The script removes two types of personal data:
IP addresses or hostnames of the clients are replaced by pseudonyms in the form hash.TLD, where
- hash is the MD5 hash of the hostname (or of the IP address if no hostname is available) with a cryptographic salt appended,
- TLD is the actual top-level domain (or "ip" if unknown).
The use of a hash function effectively hides real IP addresses but keeps it possible to
- identify requests from the same host,
- identify requests from a specified host (by a known IP address). This may be useful for excluding specific hosts from statistical analysis.
Maintaining real TLDs is vital for statistical analysis—you can estimate how many visitors come from each country.
By "referrer", I mean the URL of the referring page (if any), as stored in the
access log. The query string (the part starting with ?
) may occasionally
contain personal data (such as if a user of a badly designed webmail interface
opens a link in an email). anonymize_log.py
therefore removes query strings
from referrers, except for search queries at known search engines. (It is
useful to know the search queries that led to your website, and they hopefully
shouldn't contain the visitors' personal data. Unfortunately, Google prevents
queries from being sent within referrers—you have to use the Google Search
Console.)
- Download
anonymize_log.py
. You do not need the readme and license files, because the script itself includes a brief readme and a reference to the license. - Install Python 3 on your server if it is not installed yet.
- Read the readme included in the script (it's in the beginning). It contains more detailed technical information.

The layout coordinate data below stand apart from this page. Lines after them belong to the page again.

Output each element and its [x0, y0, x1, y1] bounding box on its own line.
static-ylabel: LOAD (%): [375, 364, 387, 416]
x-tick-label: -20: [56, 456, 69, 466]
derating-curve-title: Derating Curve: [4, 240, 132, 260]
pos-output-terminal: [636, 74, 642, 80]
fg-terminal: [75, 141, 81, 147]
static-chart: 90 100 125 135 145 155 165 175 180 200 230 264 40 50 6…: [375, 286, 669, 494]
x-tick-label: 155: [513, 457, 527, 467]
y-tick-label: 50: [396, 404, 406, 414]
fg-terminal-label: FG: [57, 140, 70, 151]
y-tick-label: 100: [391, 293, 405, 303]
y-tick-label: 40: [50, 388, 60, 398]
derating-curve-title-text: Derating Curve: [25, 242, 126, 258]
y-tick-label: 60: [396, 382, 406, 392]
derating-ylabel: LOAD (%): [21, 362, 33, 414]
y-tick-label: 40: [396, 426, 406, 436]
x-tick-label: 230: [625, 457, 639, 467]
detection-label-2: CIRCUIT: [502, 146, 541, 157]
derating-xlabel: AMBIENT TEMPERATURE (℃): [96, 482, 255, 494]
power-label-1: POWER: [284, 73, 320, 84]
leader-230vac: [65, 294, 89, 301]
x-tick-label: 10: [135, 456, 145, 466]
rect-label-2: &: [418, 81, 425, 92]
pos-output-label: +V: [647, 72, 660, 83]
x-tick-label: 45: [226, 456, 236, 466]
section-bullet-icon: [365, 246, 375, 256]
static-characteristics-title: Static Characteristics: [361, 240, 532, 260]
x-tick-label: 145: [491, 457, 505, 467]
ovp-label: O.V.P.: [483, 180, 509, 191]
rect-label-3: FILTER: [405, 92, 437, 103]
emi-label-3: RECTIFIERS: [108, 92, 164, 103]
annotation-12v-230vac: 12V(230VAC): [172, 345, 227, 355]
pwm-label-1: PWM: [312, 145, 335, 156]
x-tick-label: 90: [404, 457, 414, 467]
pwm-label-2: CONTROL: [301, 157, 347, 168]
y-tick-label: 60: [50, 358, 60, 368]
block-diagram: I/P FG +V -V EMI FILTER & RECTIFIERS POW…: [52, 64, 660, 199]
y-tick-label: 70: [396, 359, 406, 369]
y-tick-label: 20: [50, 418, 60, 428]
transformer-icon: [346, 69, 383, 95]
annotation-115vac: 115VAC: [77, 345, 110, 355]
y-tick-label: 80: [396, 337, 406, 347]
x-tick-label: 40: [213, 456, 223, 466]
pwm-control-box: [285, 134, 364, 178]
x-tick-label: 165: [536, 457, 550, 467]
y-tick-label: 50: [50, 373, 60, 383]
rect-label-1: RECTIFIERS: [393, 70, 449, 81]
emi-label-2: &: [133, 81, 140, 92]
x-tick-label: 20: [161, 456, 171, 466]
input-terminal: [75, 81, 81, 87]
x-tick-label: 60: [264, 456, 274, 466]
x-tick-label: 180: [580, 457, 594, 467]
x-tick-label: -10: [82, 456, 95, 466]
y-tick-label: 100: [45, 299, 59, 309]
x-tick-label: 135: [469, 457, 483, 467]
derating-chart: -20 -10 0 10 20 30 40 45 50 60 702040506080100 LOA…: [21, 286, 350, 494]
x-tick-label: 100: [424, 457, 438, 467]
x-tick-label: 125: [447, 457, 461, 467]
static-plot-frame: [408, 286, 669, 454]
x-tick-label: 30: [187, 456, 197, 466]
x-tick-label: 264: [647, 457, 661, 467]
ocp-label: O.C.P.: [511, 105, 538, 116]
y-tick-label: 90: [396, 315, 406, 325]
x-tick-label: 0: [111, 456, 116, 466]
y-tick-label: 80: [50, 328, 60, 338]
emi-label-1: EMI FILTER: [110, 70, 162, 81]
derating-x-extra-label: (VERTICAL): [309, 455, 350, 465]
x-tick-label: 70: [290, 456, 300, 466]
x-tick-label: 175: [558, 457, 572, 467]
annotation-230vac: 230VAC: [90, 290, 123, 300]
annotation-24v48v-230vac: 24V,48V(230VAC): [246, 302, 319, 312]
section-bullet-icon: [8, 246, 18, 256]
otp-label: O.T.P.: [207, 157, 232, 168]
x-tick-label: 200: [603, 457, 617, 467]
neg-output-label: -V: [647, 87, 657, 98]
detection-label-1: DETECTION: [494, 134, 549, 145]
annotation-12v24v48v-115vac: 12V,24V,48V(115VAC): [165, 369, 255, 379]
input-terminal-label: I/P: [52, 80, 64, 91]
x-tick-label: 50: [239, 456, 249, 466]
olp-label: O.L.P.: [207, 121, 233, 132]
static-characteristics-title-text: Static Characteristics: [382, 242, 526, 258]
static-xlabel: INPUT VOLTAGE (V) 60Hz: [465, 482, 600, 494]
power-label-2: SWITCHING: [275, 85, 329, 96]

- Write a control script (see below).
- Add the control script to your
crontab
.
anonymize_log.py
will not do all the necessary log management—it will only
read a log from stdin and send its anonymized version to stdout. You have to
write a control script that will be specific for your server. Here I give a few
hints.
First of all, the raw, non-anonymized access logs should be stored very securely and only for a short time. As I understand GDPR, you may process personal data without the subjects' consent only to the extent necessary for your legitimate interests, such as resolving technical problems or attacks on your server. Only those persons who would really be solving the technical problems may have access to the raw logs.

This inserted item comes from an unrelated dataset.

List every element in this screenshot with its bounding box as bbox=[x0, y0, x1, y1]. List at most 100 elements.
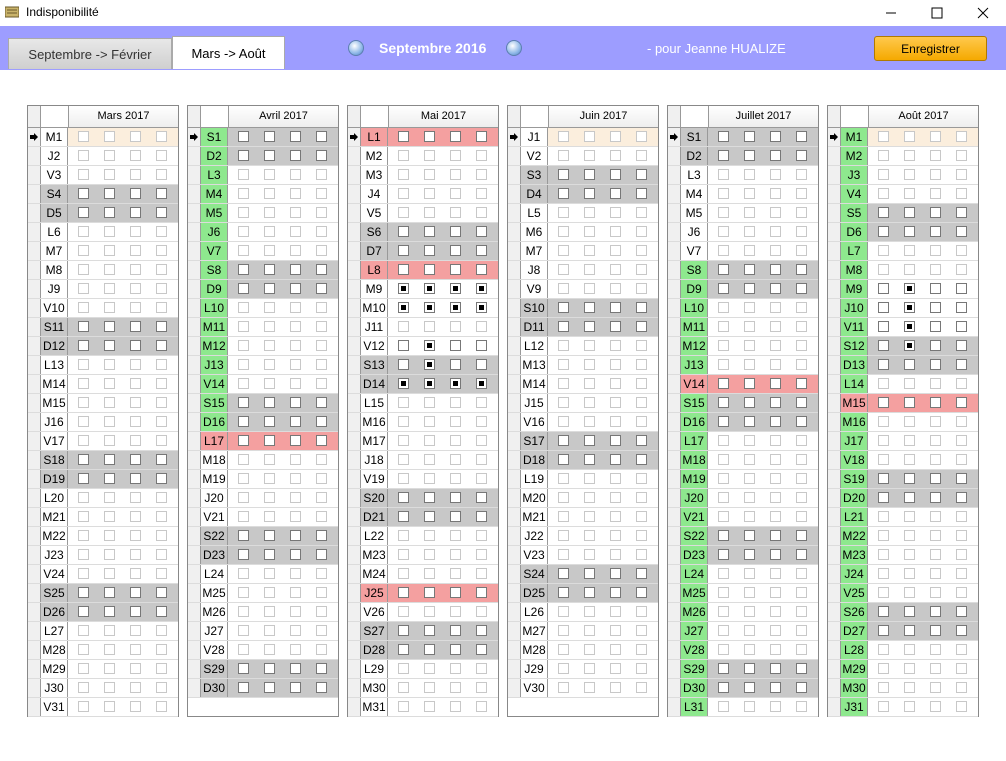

Then, for the IP address pseudonymization to be really irreversible, you should
always use a cryptographic salt. The salt should be randomly generated,
different for each website (if there are several on the server), and changed
over time. You can generate a random salt with this command (in bash
):
SALT="$(dd if=/dev/urandom bs=8 count=1 status=none | base64)"
Finally, used salts should not be stored any longer than necessary.
The rest is up to you, good luck!
Jan Lachnitt